A good education sets up Australia’s children for a rewarding life, while helping us to build a high productivity, high participation economy that can give all Australians the opportunity of rewarding and satisfying work.
Why did Julia Gillard say something which was a self-evident truth and blindly obvious to everyone? It was because she wants us to associate her with good thoughts. Then immediately after being softened up by the good thoughts we get the rubbish - her education policies.
Let’s go back to the morning of June 24, 2010. Within seconds of facing the nation as prime minister, and with cameras and microphones waiting, Gillard’s spin was launched. With shoulders back and chest forward, she stood ramrod straight at the lectern and looked out at her audience with the stony expression of a born commander. “I stand for government of the people, by the people and for the people.”

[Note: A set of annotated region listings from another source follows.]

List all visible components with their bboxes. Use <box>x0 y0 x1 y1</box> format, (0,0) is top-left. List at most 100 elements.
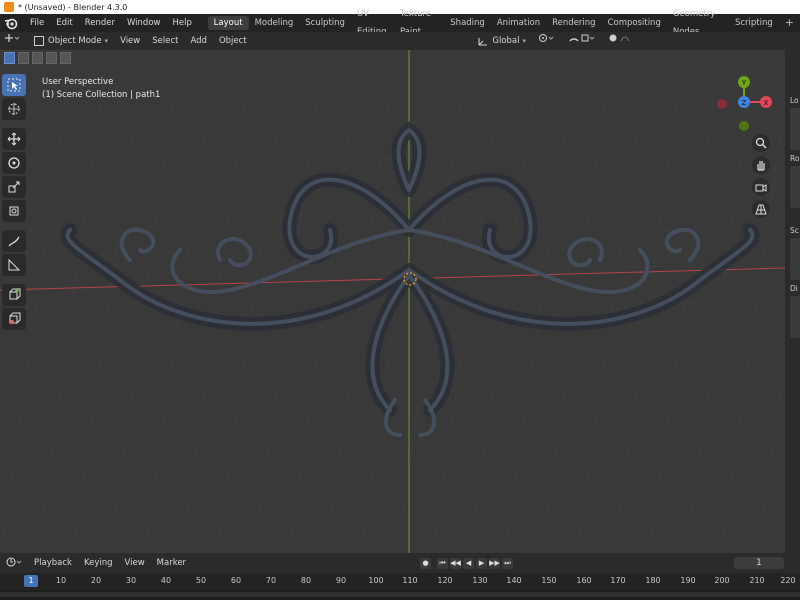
pan-button[interactable] <box>752 156 770 174</box>
camera-view-button[interactable] <box>752 178 770 196</box>
tool-transform[interactable] <box>2 200 26 222</box>
tab-rendering[interactable]: Rendering <box>546 14 601 32</box>
jump-to-end-icon[interactable]: ⏭ <box>502 557 514 569</box>
menu-add[interactable]: Add <box>184 32 212 50</box>
tool-select-box[interactable] <box>2 74 26 96</box>
playhead-frame-indicator[interactable]: 1 <box>24 575 38 587</box>
timeline-menu-playback[interactable]: Playback <box>28 558 78 568</box>
viewport-nav-buttons <box>752 134 776 222</box>
tab-shading[interactable]: Shading <box>444 14 491 32</box>
scale-fields[interactable] <box>790 238 800 280</box>
ruler-tick: 200 <box>714 576 730 585</box>
select-mode-invert-icon[interactable] <box>46 52 57 64</box>
timeline-scrollbar-area <box>0 590 800 600</box>
select-mode-extend-icon[interactable] <box>18 52 29 64</box>
timeline-editor-type-icon[interactable] <box>0 557 28 570</box>
timeline-ruler[interactable]: 1 10 20 30 40 50 60 70 80 90 100 110 120… <box>0 573 800 590</box>
tab-scripting[interactable]: Scripting <box>729 14 779 32</box>
jump-to-start-icon[interactable]: ⏮ <box>437 557 449 569</box>
blender-logo-icon[interactable] <box>4 16 18 30</box>
object-mode-icon <box>34 36 44 46</box>
tool-shelf <box>2 72 30 332</box>
window-title: * (Unsaved) - Blender 4.3.0 <box>18 2 128 12</box>
sidebar-dimensions-label: Di <box>790 284 798 293</box>
add-workspace-button[interactable]: + <box>779 14 800 32</box>
menu-edit[interactable]: Edit <box>50 14 78 32</box>
ruler-tick: 70 <box>265 576 277 585</box>
location-fields[interactable] <box>790 108 800 150</box>
zoom-button[interactable] <box>752 134 770 152</box>
mode-selector[interactable]: Object Mode ▾ <box>28 32 114 50</box>
proportional-editing-button[interactable] <box>602 32 640 50</box>
snap-button[interactable] <box>562 32 602 50</box>
ruler-tick: 130 <box>472 576 488 585</box>
select-mode-new-icon[interactable] <box>4 52 15 64</box>
transform-orientation-selector[interactable]: Global ▾ <box>471 32 532 50</box>
tool-measure[interactable] <box>2 254 26 276</box>
tab-animation[interactable]: Animation <box>491 14 546 32</box>
proportional-editing-icon <box>609 34 630 42</box>
select-mode-intersect-icon[interactable] <box>60 52 71 64</box>
ruler-tick: 190 <box>680 576 696 585</box>
annotate-pencil-icon <box>8 236 20 247</box>
rotation-fields[interactable] <box>790 166 800 208</box>
play-reverse-icon[interactable]: ◀ <box>463 557 475 569</box>
timeline-menu-view[interactable]: View <box>119 558 151 568</box>
current-frame-field[interactable]: 1 <box>734 557 784 569</box>
jump-to-keyframe-prev-icon[interactable]: ◀◀ <box>450 557 462 569</box>
menu-file[interactable]: File <box>24 14 50 32</box>
orientation-axes-icon <box>478 38 488 46</box>
pivot-point-button[interactable] <box>532 32 562 50</box>
ruler-tick: 10 <box>55 576 67 585</box>
tool-move[interactable] <box>2 128 26 150</box>
tool-rotate[interactable] <box>2 152 26 174</box>
auto-keying-record-icon[interactable]: ● <box>420 557 432 569</box>
3d-viewport[interactable]: Y X Z <box>0 50 785 553</box>
ruler-tick: 90 <box>335 576 347 585</box>
menu-view[interactable]: View <box>114 32 146 50</box>
tab-modeling[interactable]: Modeling <box>249 14 300 32</box>
gizmo-z-label: Z <box>742 99 747 107</box>
menu-window[interactable]: Window <box>121 14 167 32</box>
tab-layout[interactable]: Layout <box>207 16 249 30</box>
timeline-header: Playback Keying View Marker ● ⏮ ◀◀ ◀ ▶ ▶… <box>0 553 800 573</box>
menu-object[interactable]: Object <box>213 32 253 50</box>
ruler-tick: 170 <box>610 576 626 585</box>
viewport-info-overlay: User Perspective (1) Scene Collection | … <box>42 76 160 102</box>
tool-cursor[interactable] <box>2 98 26 120</box>
snap-icon <box>569 34 595 42</box>
ruler-tick: 20 <box>90 576 102 585</box>
tool-scale[interactable] <box>2 176 26 198</box>
play-icon[interactable]: ▶ <box>476 557 488 569</box>
selection-mode-bar <box>0 50 74 66</box>
menu-help[interactable]: Help <box>166 14 197 32</box>
jump-to-keyframe-next-icon[interactable]: ▶▶ <box>489 557 501 569</box>
tool-annotate[interactable] <box>2 230 26 252</box>
ruler-tick: 150 <box>541 576 557 585</box>
timeline-menu-marker[interactable]: Marker <box>151 558 192 568</box>
editor-type-icon[interactable] <box>0 32 24 50</box>
tool-annotate-object[interactable] <box>2 308 26 330</box>
menu-render[interactable]: Render <box>79 14 121 32</box>
viewport-header: Object Mode ▾ View Select Add Object Glo… <box>0 32 800 50</box>
ruler-tick: 110 <box>402 576 418 585</box>
select-mode-subtract-icon[interactable] <box>32 52 43 64</box>
sidebar-rotation-label: Ro <box>790 154 800 163</box>
timeline-menu-keying[interactable]: Keying <box>78 558 119 568</box>
tab-sculpting[interactable]: Sculpting <box>299 14 351 32</box>
navigation-gizmo[interactable]: Y X Z <box>710 70 780 140</box>
perspective-toggle-button[interactable] <box>752 200 770 218</box>
gizmo-x-label: X <box>764 99 769 107</box>
zoom-magnifier-icon <box>755 137 767 149</box>
tool-add-cube[interactable] <box>2 284 26 306</box>
ruler-tick: 180 <box>645 576 661 585</box>
gizmo-neg-y-icon[interactable] <box>739 121 749 131</box>
cursor-arrow-icon <box>7 78 21 92</box>
ruler-tick: 220 <box>780 576 796 585</box>
tab-compositing[interactable]: Compositing <box>602 14 667 32</box>
ruler-tick: 30 <box>125 576 137 585</box>
menu-select[interactable]: Select <box>146 32 184 50</box>
timeline-scrollbar[interactable] <box>0 592 800 597</box>
dimensions-fields[interactable] <box>790 296 800 338</box>
gizmo-neg-x-icon[interactable] <box>717 99 727 109</box>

She was invoking a line which was said on a bloody battlefield when the future of a great nation was at its most historic turning point. Mercifully, Gillard did not finish off with Abraham Lincoln’s: “shall not perish from the face of the Earth.” That would have been a bit too much theatre for anybody to take.
The objective of the politicians currently campaigning in this country is to either appease or make anxious a general population which is so self-absorbed as to be almost disconnected from the planet.
Just one example:
In this country we pay about $1.80 a tonne for unpolluted drinking grade water. A speculated price “slug” of 20 per cent on our water bill was recently an issue for the tabloids.

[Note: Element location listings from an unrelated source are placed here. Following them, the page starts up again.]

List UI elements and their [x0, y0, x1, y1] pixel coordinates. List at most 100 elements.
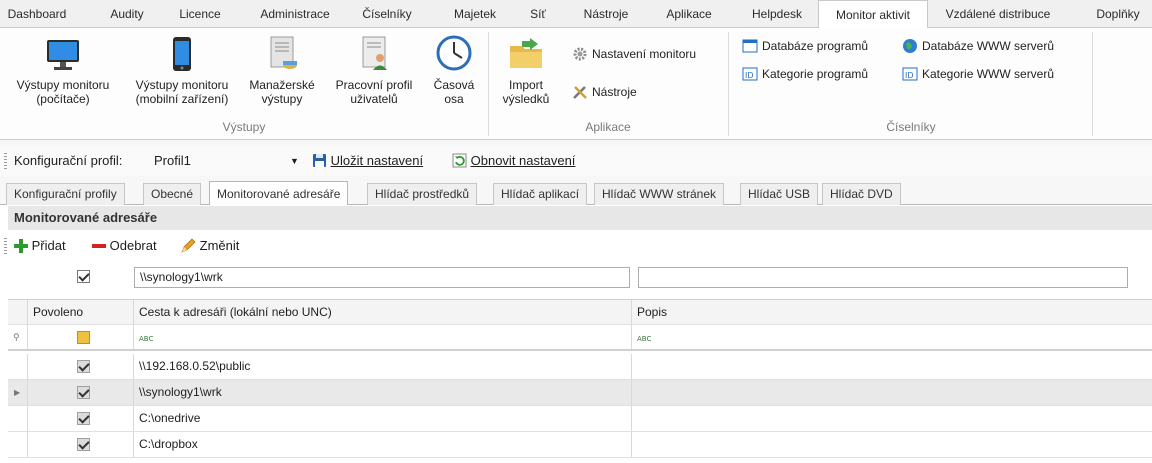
group-label-aplikace: Aplikace [585, 120, 631, 134]
tab-administrace[interactable]: Administrace [250, 0, 340, 28]
user-work-profile-button[interactable]: Pracovní profil uživatelů [326, 32, 422, 106]
enabled-cell[interactable] [28, 406, 134, 431]
toolbar-grip[interactable] [4, 238, 7, 254]
database-icon [742, 38, 758, 54]
filter-checkbox[interactable] [77, 331, 90, 344]
tab-hlidac-usb[interactable]: Hlídač USB [740, 183, 819, 205]
table-row[interactable]: C:\dropbox [8, 432, 1152, 458]
description-cell[interactable] [632, 406, 1152, 431]
clock-icon [434, 34, 474, 74]
tab-ciselniky[interactable]: Číselníky [352, 0, 422, 28]
user-profile-icon [354, 34, 394, 74]
group-separator [488, 32, 489, 136]
tab-licence[interactable]: Licence [168, 0, 232, 28]
www-server-database-button[interactable]: Databáze WWW serverů [902, 36, 1054, 56]
mobile-icon [162, 34, 202, 74]
import-results-button[interactable]: Import výsledků [494, 32, 558, 106]
column-header-path[interactable]: Cesta k adresáři (lokální nebo UNC) [134, 300, 632, 324]
tab-sit[interactable]: Síť [520, 0, 556, 28]
enabled-cell[interactable] [28, 354, 134, 379]
tab-monitor-aktivit[interactable]: Monitor aktivit [818, 0, 928, 29]
tab-monitorovane-adresare[interactable]: Monitorované adresáře [209, 181, 349, 206]
tab-dashboard[interactable]: Dashboard [0, 0, 74, 28]
folder-import-icon [506, 34, 546, 74]
tab-doplnky[interactable]: Doplňky [1088, 0, 1148, 28]
column-header-enabled[interactable]: Povoleno [28, 300, 134, 324]
ribbon-tab-bar: Dashboard Audity Licence Administrace Čí… [0, 0, 1152, 29]
path-cell[interactable]: C:\onedrive [134, 406, 632, 431]
plus-icon [14, 238, 28, 253]
text-filter-icon: ABC [637, 335, 652, 343]
filter-pin-icon: ⚲ [8, 325, 28, 349]
tab-hlidac-aplikaci[interactable]: Hlídač aplikací [493, 183, 588, 205]
table-row[interactable]: \\192.168.0.52\public [8, 354, 1152, 380]
action-toolbar: Přidat Odebrat Změnit [4, 232, 1152, 260]
svg-text:ID: ID [905, 71, 914, 80]
remove-button[interactable]: Odebrat [92, 238, 157, 254]
save-settings-button[interactable]: Uložit nastavení [312, 151, 423, 171]
tab-majetek[interactable]: Majetek [446, 0, 504, 28]
enabled-cell[interactable] [28, 432, 134, 457]
program-categories-button[interactable]: ID Kategorie programů [742, 64, 868, 84]
tab-obecne[interactable]: Obecné [143, 183, 202, 205]
globe-icon [902, 38, 918, 54]
program-database-button[interactable]: Databáze programů [742, 36, 868, 56]
description-input[interactable] [638, 267, 1128, 288]
www-server-categories-button[interactable]: ID Kategorie WWW serverů [902, 64, 1054, 84]
path-input[interactable]: \\synology1\wrk [134, 267, 630, 288]
tab-helpdesk[interactable]: Helpdesk [742, 0, 812, 28]
tab-audity[interactable]: Audity [100, 0, 154, 28]
enabled-cell[interactable] [28, 380, 134, 405]
description-cell[interactable] [632, 432, 1152, 457]
filter-description-cell[interactable]: ABC [632, 325, 1152, 349]
add-button[interactable]: Přidat [14, 238, 66, 254]
management-reports-button[interactable]: Manažerské výstupy [242, 32, 322, 106]
column-header-description[interactable]: Popis [632, 300, 1152, 324]
pencil-icon [180, 238, 196, 254]
enabled-checkbox-editor[interactable] [77, 270, 90, 283]
path-cell[interactable]: C:\dropbox [134, 432, 632, 457]
description-cell[interactable] [632, 380, 1152, 405]
row-indicator [8, 432, 28, 457]
enabled-checkbox[interactable] [77, 412, 90, 425]
tab-vzdalene-distribuce[interactable]: Vzdálené distribuce [936, 0, 1060, 28]
tab-nastroje[interactable]: Nástroje [574, 0, 638, 28]
outputs-computers-button[interactable]: Výstupy monitoru (počítače) [4, 32, 122, 106]
table-row[interactable]: C:\onedrive [8, 406, 1152, 432]
config-profile-select[interactable]: Profil1 [150, 151, 302, 171]
row-indicator [8, 354, 28, 379]
toolbar-grip[interactable] [4, 153, 7, 169]
restore-settings-button[interactable]: Obnovit nastavení [452, 151, 575, 171]
timeline-button[interactable]: Časová osa [426, 32, 482, 106]
enabled-checkbox[interactable] [77, 438, 90, 451]
grid-header-row: Povoleno Cesta k adresáři (lokální nebo … [8, 299, 1152, 325]
tools-icon [572, 84, 588, 100]
enabled-checkbox[interactable] [77, 386, 90, 399]
refresh-icon [452, 153, 467, 168]
id-card-icon: ID [902, 66, 918, 82]
outputs-mobile-button[interactable]: Výstupy monitoru (mobilní zařízení) [126, 32, 238, 106]
group-label-ciselniky: Číselníky [886, 120, 936, 134]
save-icon [312, 153, 327, 168]
tab-hlidac-www-stranek[interactable]: Hlídač WWW stránek [594, 183, 725, 205]
chevron-down-icon[interactable]: ▼ [290, 151, 299, 171]
filter-enabled-cell[interactable] [28, 325, 134, 349]
tools-button[interactable]: Nástroje [572, 82, 637, 102]
row-indicator [8, 406, 28, 431]
monitor-settings-button[interactable]: Nastavení monitoru [572, 44, 696, 64]
tab-hlidac-dvd[interactable]: Hlídač DVD [822, 183, 901, 205]
path-cell[interactable]: \\synology1\wrk [134, 380, 632, 405]
enabled-checkbox[interactable] [77, 360, 90, 373]
path-cell[interactable]: \\192.168.0.52\public [134, 354, 632, 379]
table-row-selected[interactable]: ▶ \\synology1\wrk [8, 380, 1152, 406]
tab-hlidac-prostredku[interactable]: Hlídač prostředků [367, 183, 478, 205]
gear-icon [572, 46, 588, 62]
filter-path-cell[interactable]: ABC [134, 325, 632, 349]
edit-button[interactable]: Změnit [180, 238, 239, 255]
id-card-icon: ID [742, 66, 758, 82]
panel-title: Monitorované adresáře [8, 206, 1152, 230]
tab-konfiguracni-profily[interactable]: Konfigurační profily [6, 183, 125, 205]
description-cell[interactable] [632, 354, 1152, 379]
ribbon-panel: Výstupy monitoru (počítače) Výstupy moni… [0, 28, 1152, 140]
tab-aplikace[interactable]: Aplikace [654, 0, 724, 28]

In Nepal I watched a woman carry on her head a 10 litre metal bottle of polluted water up a long and very steep hill to her family. That was their supply until she does the trip again the next day. The average annual income for an Australian is 320 times more than it is for an average Nepalese.
And yet we were informed that “ordinary” Australians are to be victims of another arrogant and heartless grab at their money. That’s the intellectual level of the readership that the media sells its message to and the intellectual level of the electorate Julia Gillard and Tony Abbott are attempting to sell their messages to.
A two-pronged strategy
The strategy is two-pronged. One prong is to keep claiming that the other side is in chaos. This is done over and over during the term of government so as to elicit a conditioned response - just as Dr Pavlov did to his dogs. That continues through the campaigning. The other is introduced into the campaigning. This is to paint a glowing picture of what life will be under the government of the party being spruiked.
The public-at-large does not ask why Julia Gillard’s policies on such basics as health and education, which are plainly so good, were not implemented many months ago. They don’t deduce that a policy grabbed out of the air only days before an election is the fantasy required for the occasion.
One would think that election promises would have lost all credibility long ago. But the promises flow-on at election time because our politicians are aware of the size of the electorate’s radius of vision. And the whole business of the media is also built on an awareness of the average person’s radius of vision.